Illinois restaurant patrons, employees say goodbye, good riddance to smoke

At presstime, Illinois was on the verge of joining 19 other states in banning smoking in all public places, including bars. As an Illinois resident and an avid restaurant patron, I must confess that I’m breathing easier.

What a refreshing difference it is to walk into a smoke-free bar or restaurant, rather than a smoke-filled one. No more worries about what the stuff is doing to your lungs or heart. No more need to launder smoky-smelling clothes after spending time with smokers.

According to the American Lung Association, secondhand smoke causes 3,400 lung cancer deaths and between 22,700 and 69,600 heart disease deaths in adult nonsmokers in the United States each year.

“Eight people a day die from secondhand smoke in Illinois,” said Chicago restaurant owner Glenn Keefer. “Working an eight-hour shift and breathing in secondhand smoke is equivalent to smoking 16 cigarettes.”

Keefer is one of a group of Chicago restaurant owners who decided last year to voluntarily ban all smoking in their establishments, rather than wait for the city’s municipal ban to become effective in 2008. One of his bartenders, John Kotch, is especially happy with that policy. He no longer wakes up in the mornings with chest congestion, he said.

Since Kotch enjoys his job, he said he didn’t want to have to find another line of work.

“I’ve been doing this for 15 years; I didn’t think about finding something else,” he said. “Now, we have an option of finding a place that’s smoke-free.”

Across downtown from Keefer’s restaurant, Poag Mahone’s, a pub operated by the Rosenthal Group, also went smoke-free last year.
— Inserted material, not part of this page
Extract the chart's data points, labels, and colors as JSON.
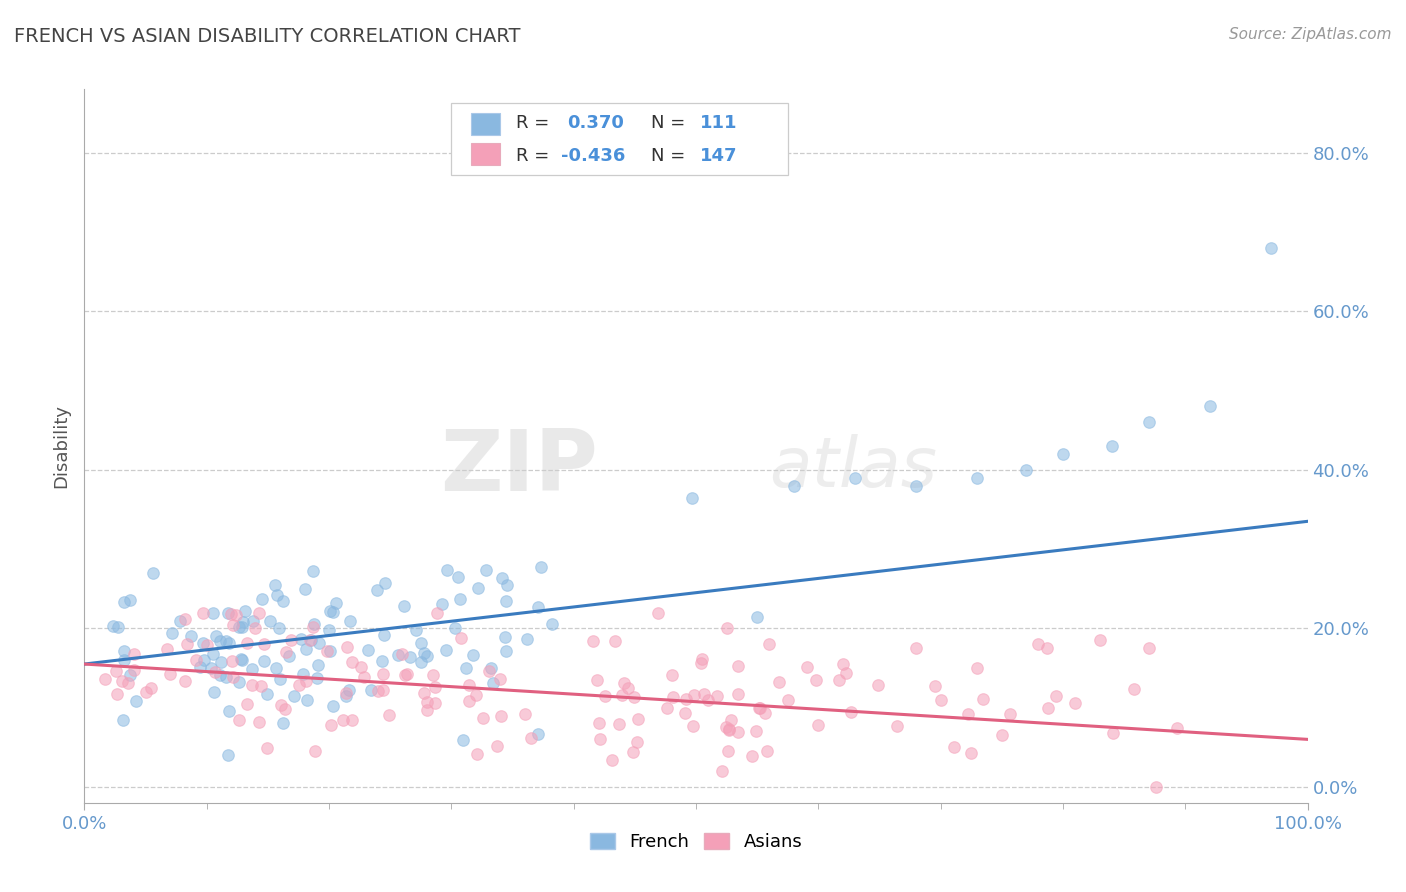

Although colleagues feared that they would lose a lot of business from smokers, owner Dan Rosenthal said his sales actually increased 20 percent last year, and he attributes much of that to more visits by nonsmokers.
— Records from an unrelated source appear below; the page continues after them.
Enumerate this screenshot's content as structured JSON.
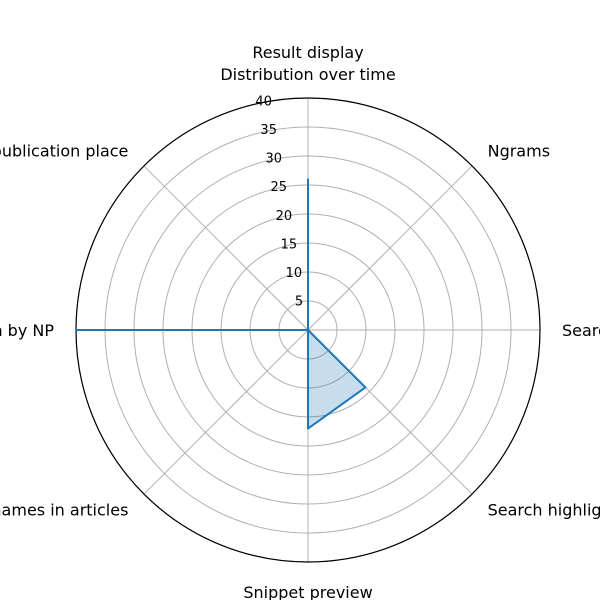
{
  "chart_data": {
    "type": "radar",
    "title": "Result display",
    "categories": [
      "Distribution over time",
      "Ngrams",
      "Search highlight",
      "Search highlight in facsimile",
      "Snippet preview",
      "Distribution by place names in articles",
      "Distribution by NP",
      "Distribution by publication place"
    ],
    "series": [
      {
        "name": "Result display",
        "values": [
          26,
          0,
          0,
          14,
          17,
          0,
          40,
          0
        ]
      }
    ],
    "rlim": [
      0,
      40
    ],
    "rticks": [
      5,
      10,
      15,
      20,
      25,
      30,
      35,
      40
    ],
    "rtick_labels": [
      "5",
      "10",
      "15",
      "20",
      "25",
      "30",
      "35",
      "40"
    ],
    "grid": true,
    "line_color": "#1f77b4",
    "fill_color": "#1f77b4"
  }
}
Before deciding to go smoke-free, Rosenthal surveyed employees about what they’d like him to do and learned that 70 percent favored a smoking ban. One employee in particular, bartender Bernadette Trubatisky, who has asthma, was weighing her doctor’s advice to quit her job at the time Rosenthal decided to ban smoking.

“I would get lung infections and have to use my inhaler all the time,” she said. “My doctor said my lungs were in pretty bad shape.”

A full-time college student, Trubatisky said she loves her job because of the young professional crowd and flexible hours that accommodate her busy schedule. She has continued to tend bar at Poag Mahone’s, saying her health has improved greatly since the secondhand smoke cleared up.

I predict that it won’t be long before the majority of states adopt smoking bans of their own. Smokers who haven’t yet kicked the habit may have good reason to try a little harder.